Let's Connect

Colorful code on a monitor in a dark room

I run client workloads on everything from a single Docker Compose VM to managed Kubernetes clusters. The pattern I keep seeing: teams adopt Kubernetes years before they need it, and pay a complexity tax every week after. Here is the decision framework I actually use.

What Compose on a VM gives you

A docker-compose.yml on a solid VM (or two, behind a load balancer) handles a surprising amount: web, workers, Redis, even the database for smaller apps. Deploys are a pull-and-restart script; logs are docker logs; the whole mental model fits in one developer's head. For most products under serious scale, this is genuinely enough.

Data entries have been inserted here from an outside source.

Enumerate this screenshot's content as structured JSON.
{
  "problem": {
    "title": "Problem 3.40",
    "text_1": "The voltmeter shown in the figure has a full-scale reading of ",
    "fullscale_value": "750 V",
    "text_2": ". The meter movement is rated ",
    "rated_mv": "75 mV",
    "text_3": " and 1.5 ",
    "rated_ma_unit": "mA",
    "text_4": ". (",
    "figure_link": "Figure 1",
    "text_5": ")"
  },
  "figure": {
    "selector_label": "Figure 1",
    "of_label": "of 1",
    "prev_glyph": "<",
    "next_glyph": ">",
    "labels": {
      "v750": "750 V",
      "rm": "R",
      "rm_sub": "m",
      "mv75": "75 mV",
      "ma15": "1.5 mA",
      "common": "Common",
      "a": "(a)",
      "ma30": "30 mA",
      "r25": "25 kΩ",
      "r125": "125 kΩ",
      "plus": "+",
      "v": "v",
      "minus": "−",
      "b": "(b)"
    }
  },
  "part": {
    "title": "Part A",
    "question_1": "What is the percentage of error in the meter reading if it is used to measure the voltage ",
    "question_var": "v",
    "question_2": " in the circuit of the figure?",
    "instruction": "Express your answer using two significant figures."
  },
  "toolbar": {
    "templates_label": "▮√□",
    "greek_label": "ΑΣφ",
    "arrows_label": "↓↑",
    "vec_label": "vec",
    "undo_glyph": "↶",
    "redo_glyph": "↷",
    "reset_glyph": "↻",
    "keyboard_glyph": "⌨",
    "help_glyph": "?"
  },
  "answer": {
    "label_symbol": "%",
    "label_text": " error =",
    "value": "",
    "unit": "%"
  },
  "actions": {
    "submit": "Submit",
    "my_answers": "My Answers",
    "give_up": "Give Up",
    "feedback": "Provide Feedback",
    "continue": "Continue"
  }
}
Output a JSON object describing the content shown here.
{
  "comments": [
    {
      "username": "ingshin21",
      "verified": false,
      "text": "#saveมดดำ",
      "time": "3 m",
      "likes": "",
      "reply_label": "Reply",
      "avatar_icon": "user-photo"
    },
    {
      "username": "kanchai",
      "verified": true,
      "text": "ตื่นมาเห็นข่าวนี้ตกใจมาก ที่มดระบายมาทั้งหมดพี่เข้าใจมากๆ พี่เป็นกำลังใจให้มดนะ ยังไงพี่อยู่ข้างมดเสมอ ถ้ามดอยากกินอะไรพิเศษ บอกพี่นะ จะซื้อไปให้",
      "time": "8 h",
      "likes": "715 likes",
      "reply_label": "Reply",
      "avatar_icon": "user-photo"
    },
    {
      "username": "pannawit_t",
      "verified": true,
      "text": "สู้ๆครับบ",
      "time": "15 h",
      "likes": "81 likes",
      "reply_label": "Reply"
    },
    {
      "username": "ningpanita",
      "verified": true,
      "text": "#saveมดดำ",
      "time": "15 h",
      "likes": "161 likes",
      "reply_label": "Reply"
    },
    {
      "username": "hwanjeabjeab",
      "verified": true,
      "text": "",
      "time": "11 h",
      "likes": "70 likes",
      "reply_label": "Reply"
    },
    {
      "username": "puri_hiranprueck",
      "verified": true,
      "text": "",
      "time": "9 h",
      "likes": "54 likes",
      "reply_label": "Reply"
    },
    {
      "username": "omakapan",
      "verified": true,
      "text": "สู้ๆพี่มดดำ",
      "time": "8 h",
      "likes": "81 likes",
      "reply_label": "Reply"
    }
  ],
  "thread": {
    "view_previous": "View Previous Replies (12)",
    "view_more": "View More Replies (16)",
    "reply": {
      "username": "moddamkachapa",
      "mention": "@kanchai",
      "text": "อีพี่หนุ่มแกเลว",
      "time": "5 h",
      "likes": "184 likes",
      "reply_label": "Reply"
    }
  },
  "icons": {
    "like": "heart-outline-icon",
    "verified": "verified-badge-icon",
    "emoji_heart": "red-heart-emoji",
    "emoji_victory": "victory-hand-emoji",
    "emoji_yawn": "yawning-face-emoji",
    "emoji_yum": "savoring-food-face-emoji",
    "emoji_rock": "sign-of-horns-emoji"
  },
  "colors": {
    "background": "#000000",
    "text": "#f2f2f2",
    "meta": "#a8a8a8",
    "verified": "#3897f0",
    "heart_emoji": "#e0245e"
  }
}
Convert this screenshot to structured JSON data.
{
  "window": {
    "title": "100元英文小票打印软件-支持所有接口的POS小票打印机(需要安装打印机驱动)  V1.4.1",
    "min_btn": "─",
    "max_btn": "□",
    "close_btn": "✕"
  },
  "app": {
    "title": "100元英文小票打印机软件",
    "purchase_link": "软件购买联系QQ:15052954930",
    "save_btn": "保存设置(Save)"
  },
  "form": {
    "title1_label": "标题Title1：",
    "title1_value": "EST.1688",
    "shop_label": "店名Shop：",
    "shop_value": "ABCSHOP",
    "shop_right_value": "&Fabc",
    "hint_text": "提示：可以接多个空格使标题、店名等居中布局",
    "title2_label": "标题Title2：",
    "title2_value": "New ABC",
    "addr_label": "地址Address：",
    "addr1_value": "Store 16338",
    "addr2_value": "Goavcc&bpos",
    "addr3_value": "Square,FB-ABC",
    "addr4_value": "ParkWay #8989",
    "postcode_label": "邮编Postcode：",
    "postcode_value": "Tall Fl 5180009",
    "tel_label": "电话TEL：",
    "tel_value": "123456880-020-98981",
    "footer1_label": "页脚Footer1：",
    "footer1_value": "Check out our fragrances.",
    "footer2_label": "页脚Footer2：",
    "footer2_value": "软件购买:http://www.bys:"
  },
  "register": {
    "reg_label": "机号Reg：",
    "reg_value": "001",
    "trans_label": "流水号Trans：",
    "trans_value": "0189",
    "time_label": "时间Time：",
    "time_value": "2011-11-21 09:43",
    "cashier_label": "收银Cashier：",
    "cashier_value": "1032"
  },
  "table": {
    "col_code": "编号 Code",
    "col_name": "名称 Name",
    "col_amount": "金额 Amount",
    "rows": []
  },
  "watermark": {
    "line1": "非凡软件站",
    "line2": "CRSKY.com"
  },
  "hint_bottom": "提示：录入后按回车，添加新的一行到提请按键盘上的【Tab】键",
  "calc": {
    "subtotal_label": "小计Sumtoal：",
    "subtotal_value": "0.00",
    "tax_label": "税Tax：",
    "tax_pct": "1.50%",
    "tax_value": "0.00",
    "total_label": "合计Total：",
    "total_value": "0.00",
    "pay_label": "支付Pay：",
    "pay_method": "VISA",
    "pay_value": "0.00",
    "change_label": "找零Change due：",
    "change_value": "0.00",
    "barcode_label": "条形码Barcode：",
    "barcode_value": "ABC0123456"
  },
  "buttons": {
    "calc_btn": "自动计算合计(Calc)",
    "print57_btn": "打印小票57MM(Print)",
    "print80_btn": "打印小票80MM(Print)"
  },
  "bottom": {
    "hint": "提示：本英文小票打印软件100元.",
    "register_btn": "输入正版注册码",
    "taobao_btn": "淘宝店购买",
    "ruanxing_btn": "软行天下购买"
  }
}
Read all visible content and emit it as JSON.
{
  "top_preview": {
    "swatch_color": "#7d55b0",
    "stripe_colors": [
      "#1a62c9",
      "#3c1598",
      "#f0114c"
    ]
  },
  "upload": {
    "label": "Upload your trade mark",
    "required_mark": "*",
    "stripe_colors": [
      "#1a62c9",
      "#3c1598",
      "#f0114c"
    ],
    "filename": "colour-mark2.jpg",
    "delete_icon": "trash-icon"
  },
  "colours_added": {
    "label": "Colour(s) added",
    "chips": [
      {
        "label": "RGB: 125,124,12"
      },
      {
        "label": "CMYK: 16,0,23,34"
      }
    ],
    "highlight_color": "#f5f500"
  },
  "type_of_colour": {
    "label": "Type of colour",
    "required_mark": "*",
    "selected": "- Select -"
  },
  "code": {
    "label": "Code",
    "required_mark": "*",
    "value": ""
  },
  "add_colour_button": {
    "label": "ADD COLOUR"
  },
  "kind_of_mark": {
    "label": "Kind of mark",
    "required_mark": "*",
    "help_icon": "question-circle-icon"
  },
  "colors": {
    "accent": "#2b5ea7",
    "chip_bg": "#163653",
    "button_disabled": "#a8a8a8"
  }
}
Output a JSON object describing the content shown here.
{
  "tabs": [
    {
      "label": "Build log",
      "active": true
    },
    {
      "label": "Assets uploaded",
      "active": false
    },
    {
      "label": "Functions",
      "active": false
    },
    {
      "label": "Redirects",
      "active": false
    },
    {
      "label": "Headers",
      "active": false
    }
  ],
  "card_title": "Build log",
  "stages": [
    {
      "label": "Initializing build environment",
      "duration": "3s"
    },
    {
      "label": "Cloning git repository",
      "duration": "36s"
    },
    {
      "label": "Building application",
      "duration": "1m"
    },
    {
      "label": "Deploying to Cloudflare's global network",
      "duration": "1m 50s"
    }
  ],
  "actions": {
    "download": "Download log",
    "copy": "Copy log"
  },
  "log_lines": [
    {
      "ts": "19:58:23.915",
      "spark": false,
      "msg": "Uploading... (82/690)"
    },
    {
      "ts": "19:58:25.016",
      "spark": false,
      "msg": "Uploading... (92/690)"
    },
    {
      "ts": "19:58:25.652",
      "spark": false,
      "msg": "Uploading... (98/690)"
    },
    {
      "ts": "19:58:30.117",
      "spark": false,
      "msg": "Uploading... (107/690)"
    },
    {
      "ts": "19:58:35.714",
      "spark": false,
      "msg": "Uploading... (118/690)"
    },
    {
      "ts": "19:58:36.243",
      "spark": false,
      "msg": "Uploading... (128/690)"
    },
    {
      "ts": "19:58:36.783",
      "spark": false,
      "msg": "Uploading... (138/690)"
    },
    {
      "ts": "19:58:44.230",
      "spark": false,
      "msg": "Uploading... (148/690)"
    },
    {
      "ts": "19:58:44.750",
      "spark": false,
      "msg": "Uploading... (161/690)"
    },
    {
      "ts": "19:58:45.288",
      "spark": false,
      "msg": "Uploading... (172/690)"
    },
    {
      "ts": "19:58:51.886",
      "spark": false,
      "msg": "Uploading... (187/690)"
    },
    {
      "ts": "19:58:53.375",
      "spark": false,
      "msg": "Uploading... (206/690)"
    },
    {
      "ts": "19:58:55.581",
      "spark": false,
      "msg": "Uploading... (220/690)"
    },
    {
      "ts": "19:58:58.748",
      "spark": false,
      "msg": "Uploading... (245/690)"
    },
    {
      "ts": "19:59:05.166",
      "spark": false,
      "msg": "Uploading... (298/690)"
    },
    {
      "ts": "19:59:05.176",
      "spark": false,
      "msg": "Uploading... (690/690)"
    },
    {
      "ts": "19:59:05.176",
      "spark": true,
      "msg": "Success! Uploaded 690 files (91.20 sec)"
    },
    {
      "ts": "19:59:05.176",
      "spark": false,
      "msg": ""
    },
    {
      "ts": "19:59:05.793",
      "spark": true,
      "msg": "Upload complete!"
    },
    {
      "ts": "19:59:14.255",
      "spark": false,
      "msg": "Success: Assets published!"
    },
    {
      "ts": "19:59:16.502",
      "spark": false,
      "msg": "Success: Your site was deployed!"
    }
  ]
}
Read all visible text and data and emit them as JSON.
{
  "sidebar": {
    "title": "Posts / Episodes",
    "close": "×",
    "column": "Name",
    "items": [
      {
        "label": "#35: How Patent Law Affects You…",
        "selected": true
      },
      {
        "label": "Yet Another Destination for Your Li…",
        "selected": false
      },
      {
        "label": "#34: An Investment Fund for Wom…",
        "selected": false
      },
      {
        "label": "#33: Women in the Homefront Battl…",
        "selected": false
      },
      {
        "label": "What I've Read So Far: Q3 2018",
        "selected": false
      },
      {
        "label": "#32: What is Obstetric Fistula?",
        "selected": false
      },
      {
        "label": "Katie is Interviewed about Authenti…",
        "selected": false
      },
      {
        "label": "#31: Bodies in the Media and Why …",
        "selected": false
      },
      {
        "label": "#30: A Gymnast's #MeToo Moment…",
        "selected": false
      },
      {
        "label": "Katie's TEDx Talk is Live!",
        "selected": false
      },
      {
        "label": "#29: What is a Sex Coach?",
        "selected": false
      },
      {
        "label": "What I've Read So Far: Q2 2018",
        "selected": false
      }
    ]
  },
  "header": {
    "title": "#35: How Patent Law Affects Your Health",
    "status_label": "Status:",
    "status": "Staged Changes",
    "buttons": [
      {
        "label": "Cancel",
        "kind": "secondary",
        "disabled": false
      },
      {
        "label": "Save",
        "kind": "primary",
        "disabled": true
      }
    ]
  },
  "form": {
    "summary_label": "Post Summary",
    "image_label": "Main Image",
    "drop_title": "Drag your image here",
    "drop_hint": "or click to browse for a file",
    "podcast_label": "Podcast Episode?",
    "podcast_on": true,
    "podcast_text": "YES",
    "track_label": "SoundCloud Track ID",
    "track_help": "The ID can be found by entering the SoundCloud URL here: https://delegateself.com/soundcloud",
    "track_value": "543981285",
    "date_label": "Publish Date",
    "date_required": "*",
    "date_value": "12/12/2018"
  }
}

The real signals you need Kubernetes

  • You run many services that scale independently and deploy many times a day
  • You need automated self-healing and horizontal autoscaling as a baseline, not an aspiration
  • Multiple teams ship to shared infrastructure and need isolation, quotas, and RBAC
  • Traffic is genuinely spiky and pre-provisioning VMs wastes real money

The costs nobody puts on the slide

Kubernetes is a platform you operate, even 'managed': ingress controllers, cert-manager, observability stack, upgrade cycles, YAML sprawl, and on-call knowledge that must live in more than one head. If that list made you tired, believe the feeling — it is information.

The middle ground

ECS Fargate, Cloud Run, and platforms like Fly.io give you containers, autoscaling, and zero-downtime deploys without cluster ownership. My honest recommendation for most teams: Compose until it hurts, then a managed container platform — and Kubernetes only when the signals above are undeniable.